North Korea now has an intercontinental ballistic missile, or ICBM, armed with a nuclear warhead capable of reaching the U.S. mainland, but they have yet to solve the “re-entry problem” that would burn up the warhead as it hits the atmosphere, a senior military official said Thursday.
“It’s the threat that keeps me awake at night,” the senior official said.
North Korea has acquired and developed an ICBM and perfected the miniaturization of the warhead to fit atop the missile, the official said, but “they’re not sure of the re-entry capability” as the missile transitions from space to the atmosphere.
In recognition of the growing North Korea threat, the Defense Department has transferred some authority for countering weapons of mass destruction from U.S. Strategic Command to the Joint Special Operations Command, according to the high-ranking official who spoke on grounds of anonymity.
Earlier this year, the Defense Department confirmed that North Korea had developed a new mobile ICBM capable of hitting the U.S. called the KN-14. The new missile was on display in a military parade last year in October in Pyongyang, the North Korean capital.
North Korea also has the long-range Taepodong-2 missile, a two or three-stage missile that has successfully delivered satellites into space.
In 2011, then-Defense Secretary Robert Gates warned that “North Korea will have developed” an ICBM by 2016, but said the missile would have limited capabilities. Since then, North Korea has aggressively pursued development of a miniaturized warhead, according to the Arms Control Association.
In January, North Korea conducted its fourth underground nuclear test and leader Kim Jong-un boasted that it was a hydrogen bomb, though U.S. analysts dismissed the claim. Two months later, North Korea unveiled a mock-up of a miniaturized nuclear bomb and performed two separate missile-related ground tests, the Arms Control Association said.
Last year, Army Gen. Curtis M. “Mike” Scaparrotti testified before the Senate Armed Services Committee on his concerns about North Korea’s progress on fitting a warhead to an ICBM.
“I believe they’ve had the time and the capability to miniaturize” a warhead, said Scaparrotti, then the commander of U.S. Forces-Korea and now the supreme allied commander of NATO.
Last week, a former U.S. commander in South Korea said the new administration of President-elect Donald Trump will have to consider a pre-emptive strike on North Korea before it can launch a long-range missile.

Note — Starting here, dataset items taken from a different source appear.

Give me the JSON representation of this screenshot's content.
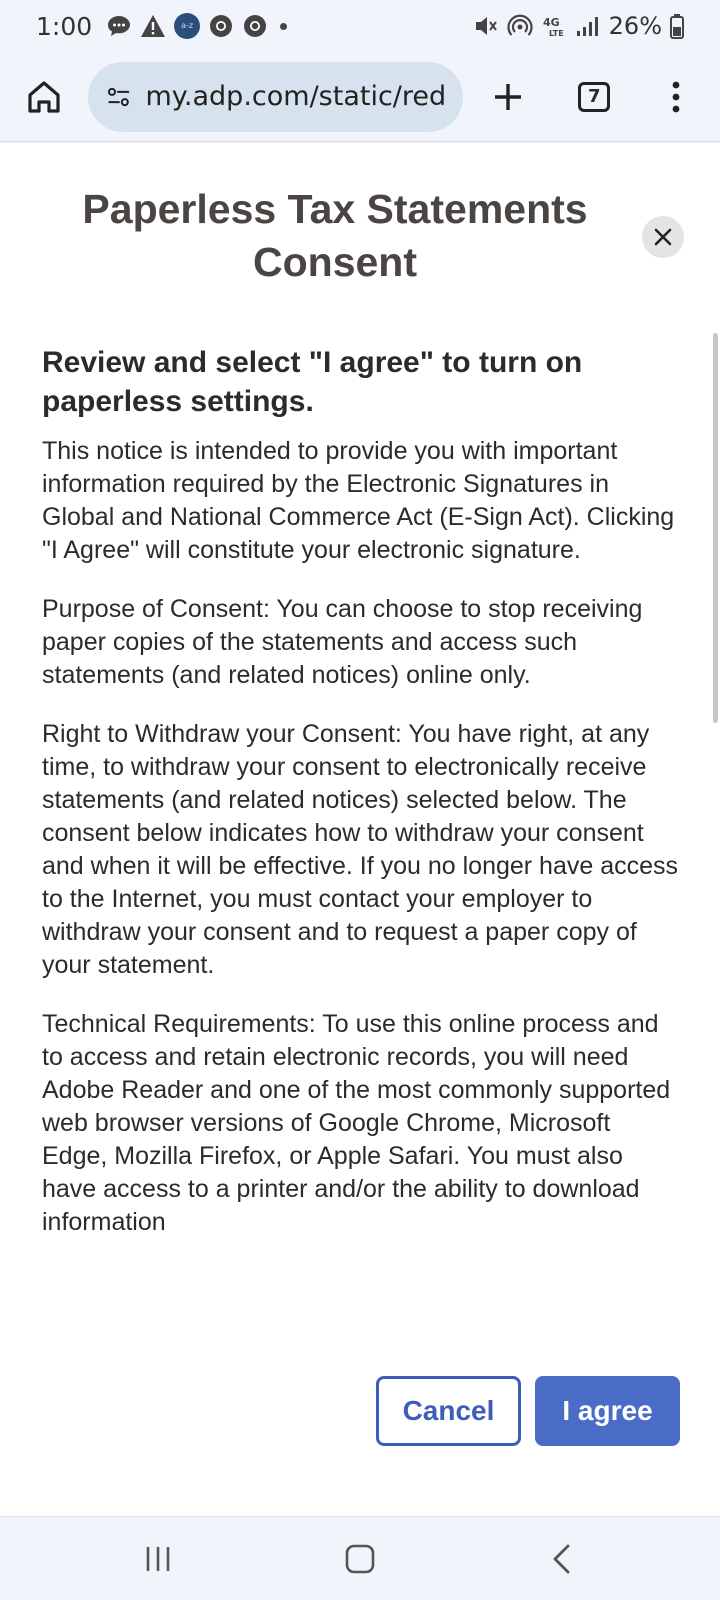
{
  "status_bar": {
    "time": "1:00",
    "battery": "26%",
    "icons": [
      "message-icon",
      "warning-icon",
      "amazon-a-to-z-icon",
      "chrome-icon",
      "chrome-icon",
      "dot-icon",
      "mute-icon",
      "hotspot-icon",
      "4g-lte-icon",
      "signal-icon",
      "battery-icon"
    ],
    "amazon_label": "a-z"
  },
  "browser": {
    "url": "my.adp.com/static/redbox",
    "tab_count": "7"
  },
  "modal": {
    "title": "Paperless Tax Statements Consent",
    "heading": "Review and select \"I agree\" to turn on paperless settings.",
    "paragraphs": [
      "This notice is intended to provide you with important information required by the Electronic Signatures in Global and National Commerce Act (E-Sign Act). Clicking \"I Agree\" will constitute your electronic signature.",
      "Purpose of Consent: You can choose to stop receiving paper copies of the statements and access such statements (and related notices) online only.",
      "Right to Withdraw your Consent: You have right, at any time, to withdraw your consent to electronically receive statements (and related notices) selected below. The consent below indicates how to withdraw your consent and when it will be effective. If you no longer have access to the Internet, you must contact your employer to withdraw your consent and to request a paper copy of your statement.",
      "Technical Requirements: To use this online process and to access and retain electronic records, you will need Adobe Reader and one of the most commonly supported web browser versions of Google Chrome, Microsoft Edge, Mozilla Firefox, or Apple Safari. You must also have access to a printer and/or the ability to download information"
    ],
    "cancel_label": "Cancel",
    "agree_label": "I agree"
  },
  "colors": {
    "primary": "#4a6cc7",
    "primary_outline": "#3d5db8",
    "url_bar": "#d6e2ed"
  }
}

“I don’t think any talking, any diplomacy, is going to convince Kim Jong-un to change,” retired Army Gen. Walter Sharp said of the North Korean leader in suggesting the possibility of a pre-emptive strike to eliminate the nuclear threat.
Should North Korea put a missile such as the three-stage Taepodong 2 on the launchpad, and the U.S. was unsure whether it carried a satellite or a nuclear warhead, the missile should be destroyed, said Sharp, the former commander of U.S. Forces-Korea and the United Nations Command from 2008 to 2011.